Tricare Reserve Select: Advantages
- Global coverage: This plan is available to eligible beneficiaries worldwide. Additionally, beneficiaries can seek health care at military treatment facilities on a space available basis.
- Freedom of choice: Beneficiaries can choose from any Tricare-authorized provider for health care. Selecting in-network providers will lower out-of-pocket costs.
- Referrals not required: While some health care services may require pre-authorizations, referrals are not mandated under this plan, reducing the paperwork burden for beneficiaries.
- Affordable comprehensive health care: This plan is more affordable than many comparable health care offerings in the civilian marketplace and is, therefore, a good option for many eligible Reservists or Guardsmen and their families.
Tricare Reserve Select: Disadvantages
- Imperfect transitions during and after activation: Although, on paper, the transition from Tricare Reserve Select to premium-free Tricare and back again in the event of activation should be seamless, in reality, this is rarely the case. Reservists and Guardsmen are often levied with the personal responsibility of maintaining detailed records about their activation and (especially) deactivation dates and communicating with Tricare in order to ensure no gap in coverage. For Reservists or Guardsmen who are frequently activated, this can pose a recurring issue and require them to closely monitor their coverage and anticipate any gaps.

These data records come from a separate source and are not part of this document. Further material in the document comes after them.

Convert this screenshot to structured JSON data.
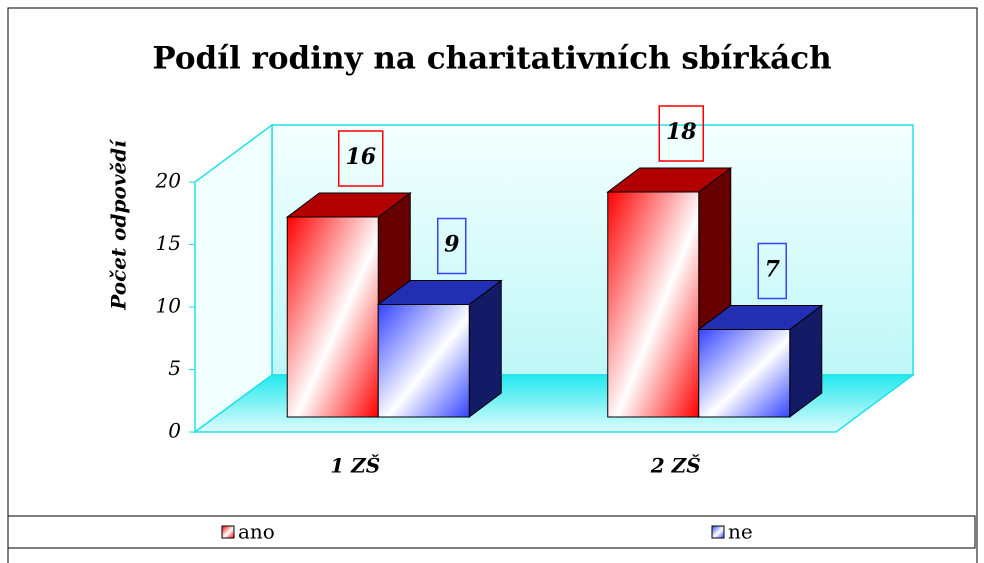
{
  "chart_data": {
    "type": "bar3d",
    "title": "Podíl rodiny na charitativních sbírkách",
    "y_label": "Počet odpovědí",
    "categories": [
      "1 ZŠ",
      "2 ZŠ"
    ],
    "series": [
      {
        "name": "ano",
        "color": "#ff0000",
        "values": [
          16,
          18
        ]
      },
      {
        "name": "ne",
        "color": "#3344ff",
        "values": [
          9,
          7
        ]
      }
    ],
    "ylim": [
      0,
      20
    ],
    "yticks": [
      0,
      5,
      10,
      15,
      20
    ],
    "legend": "bottom"
  }
}
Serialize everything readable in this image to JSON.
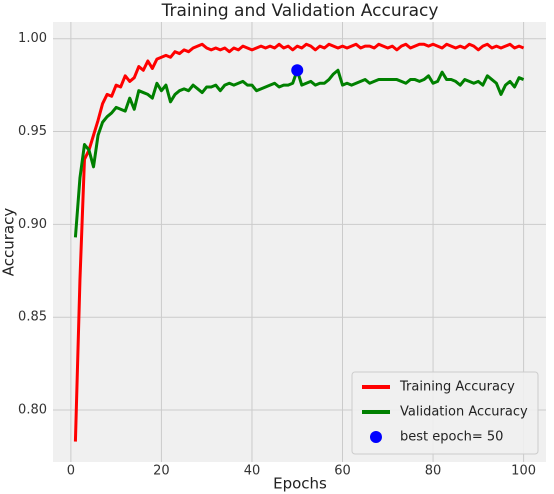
{
  "chart_data": {
    "type": "line",
    "title": "Training and Validation Accuracy",
    "x_label": "Epochs",
    "y_label": "Accuracy",
    "x": [
      1,
      2,
      3,
      4,
      5,
      6,
      7,
      8,
      9,
      10,
      11,
      12,
      13,
      14,
      15,
      16,
      17,
      18,
      19,
      20,
      21,
      22,
      23,
      24,
      25,
      26,
      27,
      28,
      29,
      30,
      31,
      32,
      33,
      34,
      35,
      36,
      37,
      38,
      39,
      40,
      41,
      42,
      43,
      44,
      45,
      46,
      47,
      48,
      49,
      50,
      51,
      52,
      53,
      54,
      55,
      56,
      57,
      58,
      59,
      60,
      61,
      62,
      63,
      64,
      65,
      66,
      67,
      68,
      69,
      70,
      71,
      72,
      73,
      74,
      75,
      76,
      77,
      78,
      79,
      80,
      81,
      82,
      83,
      84,
      85,
      86,
      87,
      88,
      89,
      90,
      91,
      92,
      93,
      94,
      95,
      96,
      97,
      98,
      99,
      100
    ],
    "series": [
      {
        "name": "Training Accuracy",
        "color": "#ff0000",
        "values": [
          0.783,
          0.87,
          0.935,
          0.94,
          0.948,
          0.956,
          0.965,
          0.97,
          0.969,
          0.975,
          0.974,
          0.98,
          0.977,
          0.979,
          0.985,
          0.983,
          0.988,
          0.984,
          0.989,
          0.99,
          0.991,
          0.99,
          0.993,
          0.992,
          0.994,
          0.993,
          0.995,
          0.996,
          0.997,
          0.995,
          0.994,
          0.995,
          0.994,
          0.995,
          0.993,
          0.995,
          0.994,
          0.996,
          0.995,
          0.994,
          0.995,
          0.996,
          0.995,
          0.996,
          0.995,
          0.997,
          0.995,
          0.996,
          0.994,
          0.996,
          0.995,
          0.997,
          0.996,
          0.994,
          0.996,
          0.995,
          0.997,
          0.996,
          0.995,
          0.996,
          0.995,
          0.996,
          0.997,
          0.995,
          0.996,
          0.996,
          0.995,
          0.997,
          0.996,
          0.995,
          0.996,
          0.994,
          0.996,
          0.997,
          0.995,
          0.996,
          0.997,
          0.997,
          0.996,
          0.997,
          0.996,
          0.995,
          0.997,
          0.996,
          0.995,
          0.996,
          0.995,
          0.997,
          0.996,
          0.994,
          0.996,
          0.997,
          0.995,
          0.996,
          0.995,
          0.996,
          0.997,
          0.995,
          0.996,
          0.995
        ]
      },
      {
        "name": "Validation Accuracy",
        "color": "#008000",
        "values": [
          0.893,
          0.925,
          0.943,
          0.94,
          0.931,
          0.948,
          0.955,
          0.958,
          0.96,
          0.963,
          0.962,
          0.961,
          0.968,
          0.962,
          0.972,
          0.971,
          0.97,
          0.968,
          0.976,
          0.972,
          0.975,
          0.966,
          0.97,
          0.972,
          0.973,
          0.972,
          0.975,
          0.973,
          0.971,
          0.974,
          0.974,
          0.975,
          0.972,
          0.975,
          0.976,
          0.975,
          0.976,
          0.977,
          0.975,
          0.975,
          0.972,
          0.973,
          0.974,
          0.975,
          0.976,
          0.974,
          0.975,
          0.975,
          0.976,
          0.983,
          0.975,
          0.976,
          0.977,
          0.975,
          0.976,
          0.976,
          0.978,
          0.981,
          0.983,
          0.975,
          0.976,
          0.975,
          0.976,
          0.977,
          0.978,
          0.976,
          0.977,
          0.978,
          0.978,
          0.978,
          0.978,
          0.978,
          0.977,
          0.976,
          0.978,
          0.978,
          0.977,
          0.978,
          0.98,
          0.976,
          0.977,
          0.982,
          0.978,
          0.978,
          0.977,
          0.975,
          0.978,
          0.977,
          0.976,
          0.977,
          0.975,
          0.98,
          0.978,
          0.976,
          0.97,
          0.975,
          0.977,
          0.974,
          0.979,
          0.978
        ]
      }
    ],
    "best": {
      "name": "best epoch= 50",
      "color": "#0000ff",
      "x": 50,
      "y": 0.983
    },
    "xlim": [
      -3.95,
      104.95
    ],
    "ylim": [
      0.772,
      1.009
    ],
    "xticks": [
      0,
      20,
      40,
      60,
      80,
      100
    ],
    "yticks": [
      {
        "value": 0.8,
        "label": "0.80"
      },
      0.85,
      {
        "value": 0.9,
        "label": "0.90"
      },
      0.95,
      {
        "value": 1.0,
        "label": "1.00"
      }
    ],
    "grid": true,
    "legend": "lower right"
  }
}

- Ineligibility for Reservist or Guardsmen federal employees: As the legislation currently stands, members of the Selected Reserve who are concurrently federal employees, and therefore eligible for the Federal Employee Health Benefits Program, are ineligible for Tricare Reserve Select. This essentially forces some 110,000 Reservists and Guardsmen to pay more for their health insurance. However, this issue was introduced in Congress and a change was passed into law as Section 701 of the Fiscal Year (FY) 2020 National Defense Authorization Act (NDAA). Effective 2030, service members who are also eligible for the FEHB program will still be eligible for Tricare Reserve Select.
Editor’s Note: This is Ryan Guina, the founder of The Military Wallet chiming in. As a member of the Air National Guard, I can attest to the imperfect transitions between Tricare Reserve Select and Tricare Prime.
I have been activated for more than 30 days on three separate occasions since joining the Guard more than five years ago. The transition from Tricare Reserve Select to Prime and back usually goes smoothly, but not always. In one instance, I had an almost two-month break in coverage due to a problem with my orders. Thankfully, the Tricare customer service representative I spoke with was understanding, and one of my claims that occurred during this transition period was backdated. But it could have turned out differently.
If you experience this situation, make sure you open a case with Tricare, keep good notes and speak with your supervision at your unit. This is just one of many opportunities for improving Tricare.